Mr. Chamberlin pointed to the first-half rise in new-money issues, which jumped 16%, to $63.96 billion from $55.06 billion a year ago, as indicative of just how strong the lure of low rates has been to a wide spectrum of issuers.
He also noted that "capital formation is intense in both the stock and corporate markets ... which has helped municipals perform in a big way."
Economic reports also helped move bond yields lower this week. On Tuesday, the Chicago Purchasing Management Association reported that its monthly business barometer edged slightly higher in June, to a seasonally adjusted 55.7. An association spokesman said the increase indicated "a steady-as-you-go course which verifies the anemic recovery of the economy to date."
In another report Tuesday, the Conference Board's consumer confidence index slipped in June, to 71.7 from 71.9 in May, after rising almost 25 points over the past three months. Economists had expected the index to climb to 73.5.
For the most part, however, the markets continued to wait for today's report on unemployment in June, with expectations of a modest rise of 75,000 in non-farm payrolls, and for a Federal Reserve Board ease in monetary policy.

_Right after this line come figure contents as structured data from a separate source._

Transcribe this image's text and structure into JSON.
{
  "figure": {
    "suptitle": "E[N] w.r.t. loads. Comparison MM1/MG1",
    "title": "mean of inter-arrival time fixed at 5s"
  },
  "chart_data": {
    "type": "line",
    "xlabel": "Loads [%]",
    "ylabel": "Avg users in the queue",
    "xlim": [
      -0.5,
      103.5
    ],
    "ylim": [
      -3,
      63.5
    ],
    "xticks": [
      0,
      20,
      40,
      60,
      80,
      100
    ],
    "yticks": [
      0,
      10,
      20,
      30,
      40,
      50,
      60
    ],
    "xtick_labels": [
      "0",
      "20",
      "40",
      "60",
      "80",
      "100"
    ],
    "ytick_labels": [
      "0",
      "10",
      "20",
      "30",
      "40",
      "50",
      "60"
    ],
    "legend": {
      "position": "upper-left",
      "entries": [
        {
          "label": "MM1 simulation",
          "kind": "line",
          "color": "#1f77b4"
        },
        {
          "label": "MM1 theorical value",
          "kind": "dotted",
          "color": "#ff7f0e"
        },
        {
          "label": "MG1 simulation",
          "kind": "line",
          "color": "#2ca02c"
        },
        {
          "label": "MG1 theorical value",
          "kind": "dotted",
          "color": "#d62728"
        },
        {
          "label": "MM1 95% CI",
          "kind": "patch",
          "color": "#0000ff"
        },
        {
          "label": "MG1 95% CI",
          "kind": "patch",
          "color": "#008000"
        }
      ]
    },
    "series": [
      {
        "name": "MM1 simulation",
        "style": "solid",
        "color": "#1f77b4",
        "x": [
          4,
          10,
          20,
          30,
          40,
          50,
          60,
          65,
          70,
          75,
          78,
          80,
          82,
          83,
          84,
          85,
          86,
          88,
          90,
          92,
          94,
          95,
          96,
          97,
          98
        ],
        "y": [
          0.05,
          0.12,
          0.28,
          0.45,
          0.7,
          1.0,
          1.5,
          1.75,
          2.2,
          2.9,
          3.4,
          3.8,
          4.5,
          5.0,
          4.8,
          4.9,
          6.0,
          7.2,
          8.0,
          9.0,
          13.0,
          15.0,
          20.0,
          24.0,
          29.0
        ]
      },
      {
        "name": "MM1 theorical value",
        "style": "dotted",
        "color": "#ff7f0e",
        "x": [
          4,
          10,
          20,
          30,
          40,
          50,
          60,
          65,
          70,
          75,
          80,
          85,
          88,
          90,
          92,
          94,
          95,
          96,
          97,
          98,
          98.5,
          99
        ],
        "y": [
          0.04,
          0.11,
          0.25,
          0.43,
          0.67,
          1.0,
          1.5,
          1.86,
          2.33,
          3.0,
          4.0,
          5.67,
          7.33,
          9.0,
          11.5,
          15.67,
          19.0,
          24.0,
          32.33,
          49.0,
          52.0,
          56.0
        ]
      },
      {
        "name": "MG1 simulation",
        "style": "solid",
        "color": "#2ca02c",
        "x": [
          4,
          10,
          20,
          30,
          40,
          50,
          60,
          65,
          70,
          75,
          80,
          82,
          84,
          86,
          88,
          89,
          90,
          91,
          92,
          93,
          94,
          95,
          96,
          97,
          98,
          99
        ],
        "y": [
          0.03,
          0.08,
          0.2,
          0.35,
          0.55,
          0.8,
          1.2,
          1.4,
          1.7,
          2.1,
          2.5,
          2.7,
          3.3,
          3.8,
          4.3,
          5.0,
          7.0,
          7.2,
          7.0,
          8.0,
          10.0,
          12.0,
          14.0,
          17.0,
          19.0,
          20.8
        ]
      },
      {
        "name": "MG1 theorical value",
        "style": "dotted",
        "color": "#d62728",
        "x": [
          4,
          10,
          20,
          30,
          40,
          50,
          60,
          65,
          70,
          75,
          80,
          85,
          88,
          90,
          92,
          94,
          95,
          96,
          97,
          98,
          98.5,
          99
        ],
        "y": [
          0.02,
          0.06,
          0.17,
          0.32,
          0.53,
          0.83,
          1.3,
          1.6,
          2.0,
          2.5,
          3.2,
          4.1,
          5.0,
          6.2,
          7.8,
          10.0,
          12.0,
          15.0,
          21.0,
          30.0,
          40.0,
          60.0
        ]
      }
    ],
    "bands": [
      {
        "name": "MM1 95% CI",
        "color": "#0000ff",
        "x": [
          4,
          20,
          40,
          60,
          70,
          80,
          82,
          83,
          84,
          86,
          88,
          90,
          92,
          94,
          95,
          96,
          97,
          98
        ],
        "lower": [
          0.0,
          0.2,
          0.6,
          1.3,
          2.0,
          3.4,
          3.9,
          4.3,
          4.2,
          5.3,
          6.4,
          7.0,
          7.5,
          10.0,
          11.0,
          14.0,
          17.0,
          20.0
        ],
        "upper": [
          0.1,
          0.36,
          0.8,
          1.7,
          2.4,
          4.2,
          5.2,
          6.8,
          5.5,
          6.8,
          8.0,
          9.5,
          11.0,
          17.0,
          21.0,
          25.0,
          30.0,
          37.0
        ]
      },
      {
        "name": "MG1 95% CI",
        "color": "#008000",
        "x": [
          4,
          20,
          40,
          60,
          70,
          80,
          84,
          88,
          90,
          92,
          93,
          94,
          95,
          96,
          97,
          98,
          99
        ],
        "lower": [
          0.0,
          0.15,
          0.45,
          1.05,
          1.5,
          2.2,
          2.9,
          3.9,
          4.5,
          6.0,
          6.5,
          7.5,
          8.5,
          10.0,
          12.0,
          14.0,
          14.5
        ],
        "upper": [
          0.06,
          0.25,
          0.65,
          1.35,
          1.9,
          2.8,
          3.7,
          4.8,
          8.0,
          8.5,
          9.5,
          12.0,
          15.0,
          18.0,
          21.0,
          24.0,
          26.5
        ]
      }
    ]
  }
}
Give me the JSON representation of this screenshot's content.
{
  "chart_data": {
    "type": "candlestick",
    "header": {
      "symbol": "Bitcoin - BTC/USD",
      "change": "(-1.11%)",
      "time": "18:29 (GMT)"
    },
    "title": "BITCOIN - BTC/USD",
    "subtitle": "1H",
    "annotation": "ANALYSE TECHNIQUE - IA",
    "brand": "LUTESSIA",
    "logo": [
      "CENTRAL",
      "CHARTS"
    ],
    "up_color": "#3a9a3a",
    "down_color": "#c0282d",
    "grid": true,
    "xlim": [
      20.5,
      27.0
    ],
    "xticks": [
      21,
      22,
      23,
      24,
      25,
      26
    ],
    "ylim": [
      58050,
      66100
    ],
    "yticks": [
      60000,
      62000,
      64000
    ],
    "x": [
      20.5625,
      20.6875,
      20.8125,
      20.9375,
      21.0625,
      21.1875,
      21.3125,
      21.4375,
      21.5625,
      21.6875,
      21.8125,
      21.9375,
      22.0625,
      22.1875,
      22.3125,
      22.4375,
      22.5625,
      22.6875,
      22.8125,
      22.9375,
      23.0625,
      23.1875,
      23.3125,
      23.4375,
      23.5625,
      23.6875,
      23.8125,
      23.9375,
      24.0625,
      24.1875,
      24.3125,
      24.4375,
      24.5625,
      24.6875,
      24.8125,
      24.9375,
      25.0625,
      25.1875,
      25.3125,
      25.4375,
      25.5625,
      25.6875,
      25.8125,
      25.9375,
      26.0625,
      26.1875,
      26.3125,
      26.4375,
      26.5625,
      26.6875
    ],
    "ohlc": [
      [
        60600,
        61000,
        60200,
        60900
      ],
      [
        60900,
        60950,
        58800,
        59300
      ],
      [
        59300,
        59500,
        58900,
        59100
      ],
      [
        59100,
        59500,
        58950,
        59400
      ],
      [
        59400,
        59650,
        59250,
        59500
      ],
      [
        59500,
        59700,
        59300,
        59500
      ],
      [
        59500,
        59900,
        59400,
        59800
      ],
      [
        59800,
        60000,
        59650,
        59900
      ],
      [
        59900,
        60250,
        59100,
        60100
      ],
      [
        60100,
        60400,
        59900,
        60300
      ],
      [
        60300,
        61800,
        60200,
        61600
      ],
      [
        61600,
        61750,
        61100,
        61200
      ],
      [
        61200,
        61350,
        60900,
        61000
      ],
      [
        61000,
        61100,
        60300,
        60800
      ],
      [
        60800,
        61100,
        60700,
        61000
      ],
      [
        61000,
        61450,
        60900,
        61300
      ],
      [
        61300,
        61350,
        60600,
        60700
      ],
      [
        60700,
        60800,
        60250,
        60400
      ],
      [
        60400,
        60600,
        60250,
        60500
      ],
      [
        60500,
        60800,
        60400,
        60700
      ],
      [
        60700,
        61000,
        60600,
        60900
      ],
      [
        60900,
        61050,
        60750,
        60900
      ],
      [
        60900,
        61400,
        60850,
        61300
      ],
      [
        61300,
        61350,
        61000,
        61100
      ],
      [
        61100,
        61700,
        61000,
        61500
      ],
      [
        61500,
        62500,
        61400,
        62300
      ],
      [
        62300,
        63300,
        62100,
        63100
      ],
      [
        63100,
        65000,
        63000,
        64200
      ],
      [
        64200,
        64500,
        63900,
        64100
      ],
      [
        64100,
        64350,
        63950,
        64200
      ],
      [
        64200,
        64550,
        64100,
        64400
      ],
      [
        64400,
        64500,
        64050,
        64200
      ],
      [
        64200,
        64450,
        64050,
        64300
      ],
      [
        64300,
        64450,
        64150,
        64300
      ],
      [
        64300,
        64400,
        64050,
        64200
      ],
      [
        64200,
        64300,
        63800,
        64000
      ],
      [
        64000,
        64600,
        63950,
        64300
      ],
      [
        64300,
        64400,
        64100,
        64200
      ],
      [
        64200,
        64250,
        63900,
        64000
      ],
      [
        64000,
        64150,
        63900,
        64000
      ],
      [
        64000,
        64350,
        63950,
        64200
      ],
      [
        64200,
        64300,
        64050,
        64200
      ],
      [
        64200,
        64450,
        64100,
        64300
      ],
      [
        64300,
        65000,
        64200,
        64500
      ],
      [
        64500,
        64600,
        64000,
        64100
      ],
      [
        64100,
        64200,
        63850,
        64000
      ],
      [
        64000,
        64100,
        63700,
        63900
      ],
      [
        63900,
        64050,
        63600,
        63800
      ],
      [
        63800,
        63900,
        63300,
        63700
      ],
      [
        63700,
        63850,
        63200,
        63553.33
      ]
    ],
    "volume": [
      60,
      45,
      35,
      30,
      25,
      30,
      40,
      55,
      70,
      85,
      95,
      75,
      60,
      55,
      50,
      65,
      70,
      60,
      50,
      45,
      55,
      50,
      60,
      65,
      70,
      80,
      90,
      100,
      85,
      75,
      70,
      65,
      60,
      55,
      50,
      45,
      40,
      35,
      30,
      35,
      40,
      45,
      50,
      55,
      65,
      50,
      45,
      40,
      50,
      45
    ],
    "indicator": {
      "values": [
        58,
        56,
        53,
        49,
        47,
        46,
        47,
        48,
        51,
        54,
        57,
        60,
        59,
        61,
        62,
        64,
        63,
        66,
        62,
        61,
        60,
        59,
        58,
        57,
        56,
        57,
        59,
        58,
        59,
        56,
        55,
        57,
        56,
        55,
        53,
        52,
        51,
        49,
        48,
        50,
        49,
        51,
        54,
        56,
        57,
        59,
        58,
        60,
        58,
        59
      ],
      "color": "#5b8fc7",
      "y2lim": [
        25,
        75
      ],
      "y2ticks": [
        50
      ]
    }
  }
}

"It's a spy-versus-spy game against unemployment," one trader said. "If the economic data are good for bonds, there's nothing keeping us down. But bidding bonds at these levels makes you nervous - you have to worried at these levels."
A trader said he believed the lower rates were totally justified, adding, "It's possible they could go to even lower levels for the balance of the year."
Mr. Chamberlin, however, expressed reservations about lower rates, saying that "each quarter-percentage blip in the weekly indexes is a matter of concern for the retail side. If the index falls below 5%, for instance ... how will we move all this prime paper?
"Of course, I don't think anyone's thinking about that now," he said.
In the short-term note sector, The Bond Buyer's one-year note index was unchanged at 3.04%.